Open Doors and Inspired Spaces
“The day I become an ‘oga’, I’ll quit”.
He pointed at his white door that was closed only to ensure our interview went on without interruption, noting that it remains literally opened to allow every employee feel free to walk in and have a conversation. You are met with a burst of colours and busts of African historical figures as you walk into the office. The walls are made of glass, which asserts to the transparency the company holds as a value. With a live-in areas, games, and other forms of entertainment, the space is a reflection of the lively and brilliant team that Editi says are at the “top of the food chain in the industry”.
“Great spaces inspire great thinking” he said
From creating short form video content as part of marketing solutions for clients, the company created a division for filmmaking, releasing the critically acclaimed Up North in December 2018. To Editi, this is a response to a need he believes is vital for our progress as Africans.
He spoke about our knowledge and perception of the American culture as a deliberate effort by the Americans and believes we can do the same for ourselves by the stories we tell. We can train our children to think better of themselves, our country and continent by the stories we tell.

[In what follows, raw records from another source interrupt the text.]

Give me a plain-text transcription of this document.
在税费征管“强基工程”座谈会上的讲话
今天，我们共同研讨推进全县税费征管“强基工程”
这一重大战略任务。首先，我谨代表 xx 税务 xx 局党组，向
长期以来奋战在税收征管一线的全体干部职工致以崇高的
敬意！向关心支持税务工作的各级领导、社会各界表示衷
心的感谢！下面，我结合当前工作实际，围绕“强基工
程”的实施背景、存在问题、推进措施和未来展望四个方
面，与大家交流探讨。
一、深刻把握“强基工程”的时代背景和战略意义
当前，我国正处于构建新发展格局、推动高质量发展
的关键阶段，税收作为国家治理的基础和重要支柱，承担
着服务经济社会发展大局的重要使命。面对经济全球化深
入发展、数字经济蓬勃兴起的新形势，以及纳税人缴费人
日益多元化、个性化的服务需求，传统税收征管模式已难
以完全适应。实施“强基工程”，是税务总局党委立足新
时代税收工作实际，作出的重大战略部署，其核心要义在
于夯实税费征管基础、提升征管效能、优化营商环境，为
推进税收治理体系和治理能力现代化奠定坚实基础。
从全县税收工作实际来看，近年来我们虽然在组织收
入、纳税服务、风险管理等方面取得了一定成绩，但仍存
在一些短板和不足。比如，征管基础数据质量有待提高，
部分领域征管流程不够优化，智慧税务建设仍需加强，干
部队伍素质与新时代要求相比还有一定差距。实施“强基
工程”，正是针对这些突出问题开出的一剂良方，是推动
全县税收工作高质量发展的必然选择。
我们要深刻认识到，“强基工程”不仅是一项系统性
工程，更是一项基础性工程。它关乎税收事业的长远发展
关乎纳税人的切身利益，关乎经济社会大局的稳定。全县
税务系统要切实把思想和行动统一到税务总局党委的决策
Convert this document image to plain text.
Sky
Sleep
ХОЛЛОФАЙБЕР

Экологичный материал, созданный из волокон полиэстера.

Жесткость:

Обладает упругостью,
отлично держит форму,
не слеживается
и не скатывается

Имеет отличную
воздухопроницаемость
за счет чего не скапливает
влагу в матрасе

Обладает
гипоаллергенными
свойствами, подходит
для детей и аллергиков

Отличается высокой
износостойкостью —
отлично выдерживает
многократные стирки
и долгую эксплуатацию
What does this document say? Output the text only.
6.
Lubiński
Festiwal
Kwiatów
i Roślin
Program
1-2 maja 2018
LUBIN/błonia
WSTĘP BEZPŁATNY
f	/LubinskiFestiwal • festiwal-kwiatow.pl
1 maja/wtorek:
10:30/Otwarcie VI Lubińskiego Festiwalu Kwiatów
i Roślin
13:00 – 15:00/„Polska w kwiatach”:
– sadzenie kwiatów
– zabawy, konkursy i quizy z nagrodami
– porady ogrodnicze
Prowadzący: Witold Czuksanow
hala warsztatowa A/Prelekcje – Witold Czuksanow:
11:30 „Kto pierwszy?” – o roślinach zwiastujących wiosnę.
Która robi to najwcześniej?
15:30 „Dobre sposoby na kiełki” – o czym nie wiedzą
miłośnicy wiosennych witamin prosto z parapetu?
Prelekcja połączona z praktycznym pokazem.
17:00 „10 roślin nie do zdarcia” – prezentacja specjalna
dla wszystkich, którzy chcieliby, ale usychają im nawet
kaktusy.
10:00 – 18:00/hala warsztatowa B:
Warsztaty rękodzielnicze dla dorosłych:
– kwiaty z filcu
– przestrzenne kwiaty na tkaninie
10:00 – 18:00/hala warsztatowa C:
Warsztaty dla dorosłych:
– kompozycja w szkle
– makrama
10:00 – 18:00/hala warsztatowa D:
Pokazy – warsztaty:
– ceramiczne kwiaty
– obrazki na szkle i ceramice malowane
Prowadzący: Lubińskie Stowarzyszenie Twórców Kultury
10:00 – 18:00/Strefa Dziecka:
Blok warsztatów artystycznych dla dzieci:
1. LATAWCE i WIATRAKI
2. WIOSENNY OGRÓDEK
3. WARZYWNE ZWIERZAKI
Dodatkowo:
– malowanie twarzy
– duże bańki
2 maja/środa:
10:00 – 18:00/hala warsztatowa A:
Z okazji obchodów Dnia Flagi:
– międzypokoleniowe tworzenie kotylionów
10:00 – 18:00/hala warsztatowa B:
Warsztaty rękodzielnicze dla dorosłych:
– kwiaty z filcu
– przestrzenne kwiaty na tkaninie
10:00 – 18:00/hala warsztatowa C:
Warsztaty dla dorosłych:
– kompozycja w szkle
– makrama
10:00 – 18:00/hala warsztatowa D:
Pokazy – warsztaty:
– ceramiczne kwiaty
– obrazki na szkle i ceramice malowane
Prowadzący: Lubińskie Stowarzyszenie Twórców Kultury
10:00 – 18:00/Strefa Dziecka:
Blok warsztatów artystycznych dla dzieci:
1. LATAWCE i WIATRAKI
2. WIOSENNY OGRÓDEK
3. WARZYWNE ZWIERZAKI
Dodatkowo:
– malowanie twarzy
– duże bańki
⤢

“Our mission at Anakle Films is to tell the next generation of African stories to the world and tell it well. No one can tell our story better than us.”
To facilitate this, they have invested in Animation and CGI studios to help the industry as a whole tell better African stories. With a rich culture and history going as far back as hundreds of years, it is important for our children and our journey that we own our stories and share it with the world in an excellent manner.
The End Game
“I can wake up one morning and lose all of this. The company could go bankrupt but my family will always be there”
Like every good parent, his desire is to ensure his child gets the best of his time, and his resources. Underscoring the need to create opportunities in poverty stricken areas, he notes that this desire extends to other children in the larger society to ensure that his own child is not a target to be eaten by his mates as he grows up.
“Family is the reason I do anything and my primary goal in life is to be the best father I can be to my child.”